In a previous article, I talked about how we can feel worried that we’re betraying our values if we ask ourselves to make changes or lose weight.
This can be especially sticky if we value things like gentleness, compassion, tolerance, and acceptance. Asking ourselves to change can feel like we’re not accepting ourselves as we are.
This can be especially true if we were harsh towards our bodies or towards ourselves in the past – or if others were harsh with us, like shaming our bodies when we were young. Asking ourselves to make changes can feel like we’re colluding with these past places of harshness or abuse.
When we get hurt by something, we understandably label it as ‘bad’ or ‘wrong.’ We may try to avoid this ‘bad’ thing or go to the other extreme. Or we may find ourselves feeling confused, swinging from pole to pole.
For example, in my own life, I was hurt and frightened by the anger of the adults around me as a child. I internalized that anger was ‘wrong,’ ‘bad’ and ‘scary,’ and made a vow that I wouldn’t hurt others with my anger.
Of course, this didn’t work, and caused its own problems. I went from one pole to the other – where anger went from ‘anything goes’ to ‘anger is wrong and should be avoided.’
My healing journey has meant opening to, accepting, and integrating anger rather than polarizing against or for it. I’ve had to come into relationship with anger – with my own, with others’, and with my beliefs about it.
You may have your own areas of stickiness, where you were hurt and either polarized against or for something. If your body was criticized harshly, you may be strongly allied with body acceptance. If you had harsh, frightening, or rigid limits as a child, limits in your mind might be ‘bad.’
If you felt harshly overpowered or powered over, you may feel strongly that ‘no one can tell you what to do’ and it may be hard for you to take in other people’s perspectives or wisdom.
This polarization against the places where we get hurt is our human conundrum, and we all journey through it.

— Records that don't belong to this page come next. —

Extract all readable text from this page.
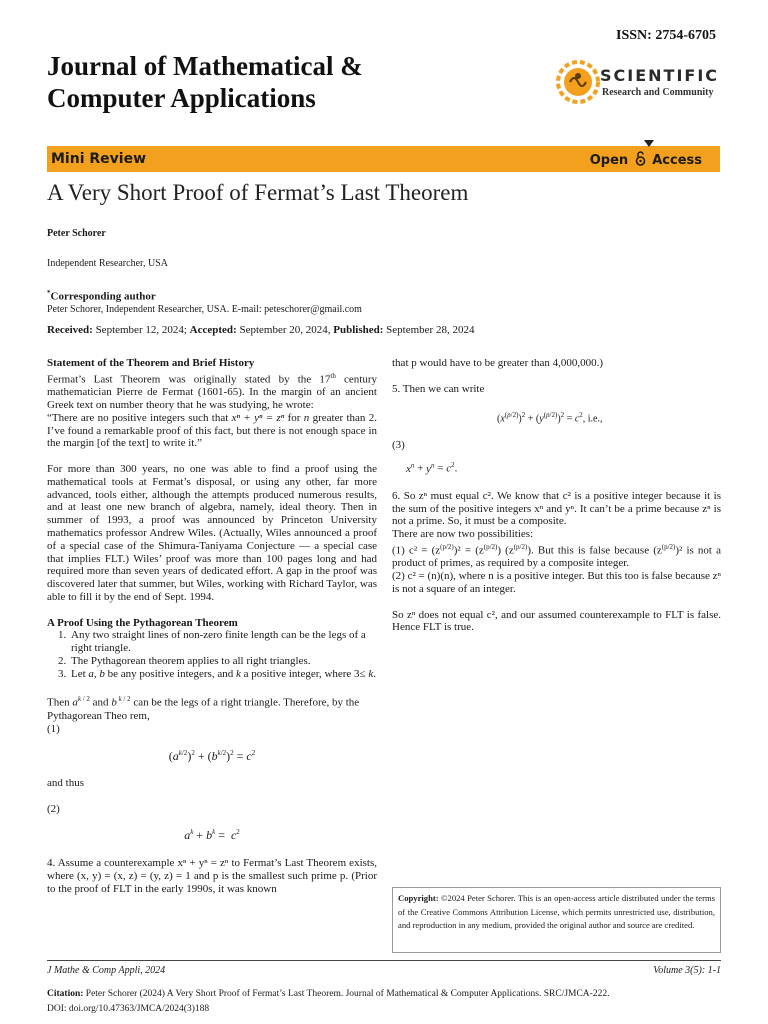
ISSN: 2754-6705
Journal of Mathematical &
Computer Applications
SCIENTIFIC
Research and Community
Mini Review	Open Access
A Very Short Proof of Fermat’s Last Theorem
Peter Schorer
Independent Researcher, USA
*Corresponding author
Peter Schorer, Independent Researcher, USA. E-mail: peteschorer@gmail.com
Received: September 12, 2024; Accepted: September 20, 2024, Published: September 28, 2024

Statement of the Theorem and Brief History

Fermat’s Last Theorem was originally stated by the 17th century mathematician Pierre de Fermat (1601-65). In the margin of an ancient Greek text on number theory that he was studying, he wrote:

“There are no positive integers such that xⁿ + yⁿ = zⁿ for n greater than 2. I’ve found a remarkable proof of this fact, but there is not enough space in the margin [of the text] to write it.”

For more than 300 years, no one was able to find a proof using the mathematical tools at Fermat’s disposal, or using any other, far more advanced, tools either, although the attempts produced numerous results, and at least one new branch of algebra, namely, ideal theory. Then in summer of 1993, a proof was announced by Princeton University mathematics professor Andrew Wiles. (Actually, Wiles announced a proof of a special case of the Shimura-Taniyama Conjecture — a special case that implies FLT.) Wiles’ proof was more than 100 pages long and had required more than seven years of dedicated effort. A gap in the proof was discovered later that summer, but Wiles, working with Richard Taylor, was able to fill it by the end of Sept. 1994.

A Proof Using the Pythagorean Theorem

1. Any two straight lines of non-zero finite length can be the legs of a right triangle.
2. The Pythagorean theorem applies to all right triangles.
3. Let a, b be any positive integers, and k a positive integer, where 3≤ k.

Then $a^{k / 2}$ and b $^{k / 2}$ can be the legs of a right triangle. Therefore, by the Pythagorean Theo rem,

(1)

$(a^{k/2})^2 + (b^{k/2})^2 = c^2$

and thus

(2)

$a^k + b^k = c^2$

4. Assume a counterexample xⁿ + yⁿ = zⁿ to Fermat’s Last Theorem exists, where (x, y) = (x, z) = (y, z) = 1 and p is the smallest such prime p. (Prior to the proof of FLT in the early 1990s, it was known

that p would have to be greater than 4,000,000.)

5. Then we can write

$(x^{(p/2)})^2 + (y^{(p/2)})^2 = c^2$, i.e.,

(3)

$x^n + y^n = c^2$.

6. So zⁿ must equal c². We know that c² is a positive integer because it is the sum of the positive integers xⁿ and yⁿ. It can’t be a prime because zⁿ is not a prime. So, it must be a composite.

There are now two possibilities:

(1) $c^2 = (z^{(p/2)})^2 = (z^{(p/2)})$ $(z^{(p/2)})$. But this is false because $(z^{(p/2)})^2$ is not a product of primes, as required by a composite integer.

(2) c² = (n)(n), where n is a positive integer. But this too is false because zⁿ is not a square of an integer.

So zⁿ does not equal c², and our assumed counterexample to FLT is false. Hence FLT is true.

Copyright: ©2024 Peter Schorer. This is an open-access article distributed under the terms of the Creative Commons Attribution License, which permits unrestricted use, distribution, and reproduction in any medium, provided the original author and source are credited.
J Mathe & Comp Appli, 2024	Volume 3(5): 1-1
Citation: Peter Schorer (2024) A Very Short Proof of Fermat’s Last Theorem. Journal of Mathematical & Computer Applications. SRC/JMCA-222.
DOI: doi.org/10.47363/JMCA/2024(3)188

And this polarization shows up as an inner conflict, worry, or prohibitions (“I can’t do that!”) when we try to make changes.
We can help ourselves move through this polarization by noticing it – to come into awareness that it’s there. As our awareness deepens, we can get to know it. We can compassionately wonder, what’s underneath this strong ‘for’ or ‘against’ stance?
As we come into awareness, we come into a relationship with it. Whether we’re polarized against anger, power, limits, sadness, authority, or our bodies, we’re being asked to move out of the either/or space and to come into a place of both/and: where we can see all the sides of an issue, all the grey.
In the spaciousness of both/and, there’s more room to make changes, and more freedom. This isn’t the freedom to do whatever we want, but the freedom to respond, to choose what’s ripe in the moment – to choose how we wisely relate to what’s here before us.
Sometimes love arises in the form of firmness, limits or strong boundaries. That there’s firmness does not mean that there also isn’t compassion, softness, mercy or understanding. Sometimes love arises in ease, levity, and letting go.
When we aren’t polarized into either/or, we can respond with this flow with ripeness. We can allow all the flavors of love to flow through and in us as we come into a relationship with everything in life. It’s the yin, and the yang.
And through this relationship, sometimes we find surprising things. After decades of working with anger, I can feel some inklings of change, where I can see how anger has it’s own fierce love and beauty. That surprised the hell out of me!
I wonder what you might find in these places, for you?